As you’ve probably heard, during a post-election call with top donors, Mitt Romney rationalized his loss by explaining that Barack Obama had offered “gifts” to Hispanics, blacks and young voters.
If the GOP is to overcome Romney’s loss, it is vital they ignore this interpretation.
Successful political parties and movements simply must believe that they are on the same side as the American people. Parties exist to serve the people, not the other way around. And so, the first step is to sincerely believe your policies are in the best interest of the most Americans.

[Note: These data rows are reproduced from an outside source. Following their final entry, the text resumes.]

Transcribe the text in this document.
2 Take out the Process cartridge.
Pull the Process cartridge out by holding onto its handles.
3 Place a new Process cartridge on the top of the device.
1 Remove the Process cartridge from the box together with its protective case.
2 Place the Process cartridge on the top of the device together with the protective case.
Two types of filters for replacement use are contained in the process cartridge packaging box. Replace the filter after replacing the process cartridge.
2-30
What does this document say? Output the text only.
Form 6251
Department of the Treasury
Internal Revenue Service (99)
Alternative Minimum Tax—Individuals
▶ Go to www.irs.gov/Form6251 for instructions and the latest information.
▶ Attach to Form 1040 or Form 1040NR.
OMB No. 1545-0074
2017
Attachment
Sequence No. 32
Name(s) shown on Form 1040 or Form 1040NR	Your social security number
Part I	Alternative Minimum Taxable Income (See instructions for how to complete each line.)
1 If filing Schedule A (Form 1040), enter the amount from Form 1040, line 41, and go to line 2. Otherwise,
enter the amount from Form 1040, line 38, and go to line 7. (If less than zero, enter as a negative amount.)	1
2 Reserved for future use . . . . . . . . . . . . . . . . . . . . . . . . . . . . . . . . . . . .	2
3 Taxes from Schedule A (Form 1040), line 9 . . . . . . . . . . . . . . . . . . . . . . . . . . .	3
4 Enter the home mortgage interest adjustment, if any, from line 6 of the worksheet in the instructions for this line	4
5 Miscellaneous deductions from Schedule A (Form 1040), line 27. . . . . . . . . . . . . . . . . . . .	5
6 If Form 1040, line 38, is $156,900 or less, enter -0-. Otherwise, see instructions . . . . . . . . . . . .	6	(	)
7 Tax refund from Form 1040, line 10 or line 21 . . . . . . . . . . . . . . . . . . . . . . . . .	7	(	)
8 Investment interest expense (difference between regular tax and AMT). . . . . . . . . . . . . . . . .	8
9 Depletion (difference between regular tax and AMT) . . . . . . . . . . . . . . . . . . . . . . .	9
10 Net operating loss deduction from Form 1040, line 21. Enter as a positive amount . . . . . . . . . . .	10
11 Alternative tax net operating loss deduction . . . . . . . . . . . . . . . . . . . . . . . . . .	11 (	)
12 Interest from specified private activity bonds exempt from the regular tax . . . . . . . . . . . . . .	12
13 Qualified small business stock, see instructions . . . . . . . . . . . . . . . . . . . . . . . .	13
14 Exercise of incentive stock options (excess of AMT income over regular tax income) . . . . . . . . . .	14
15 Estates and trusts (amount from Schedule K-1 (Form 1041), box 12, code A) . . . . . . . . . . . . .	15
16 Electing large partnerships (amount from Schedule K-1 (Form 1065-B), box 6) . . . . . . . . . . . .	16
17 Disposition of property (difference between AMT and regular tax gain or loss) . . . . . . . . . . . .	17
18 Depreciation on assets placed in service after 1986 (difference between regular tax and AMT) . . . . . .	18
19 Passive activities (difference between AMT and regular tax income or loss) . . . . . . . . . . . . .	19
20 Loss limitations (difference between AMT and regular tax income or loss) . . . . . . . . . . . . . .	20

But Romney’s cynical election analysis seems to undermine that notion. Unfortunately, this psychologically fosters a sort of “losers” mentality. And so, you end up with a political party that is aggrieved — that has a chip on its shoulder — that is angry at the very people it, by definition, needs in order to win.
If the GOP isn’t careful, Romney’s theory explaining away his loss could become a self-fulfilling prophesy.
Followed to its logical conclusion, it means the GOP should just pack it up. (I mean, it’s impossible that it was Romney’s fault that he lost. There’s no way that he was simply an uninspiring candidate who turned off vast swaths of voter blocs, right?)
It is ironic that Romney seems to be blaming minorities, because what he is advocating for the GOP is precisely what conservatives accuse big government of doing to minority communities: Telling them they can’t succeed — that they system is rigged — that “the man” will keep them down, no matter how hard they try.
In other words, Romney’s argument gives Republicans permission to dwell on the problems — and a convenient excuses for failure: A perfect recipe for losing!
This is bad for individuals’ souls, and it’s also bad for political parties.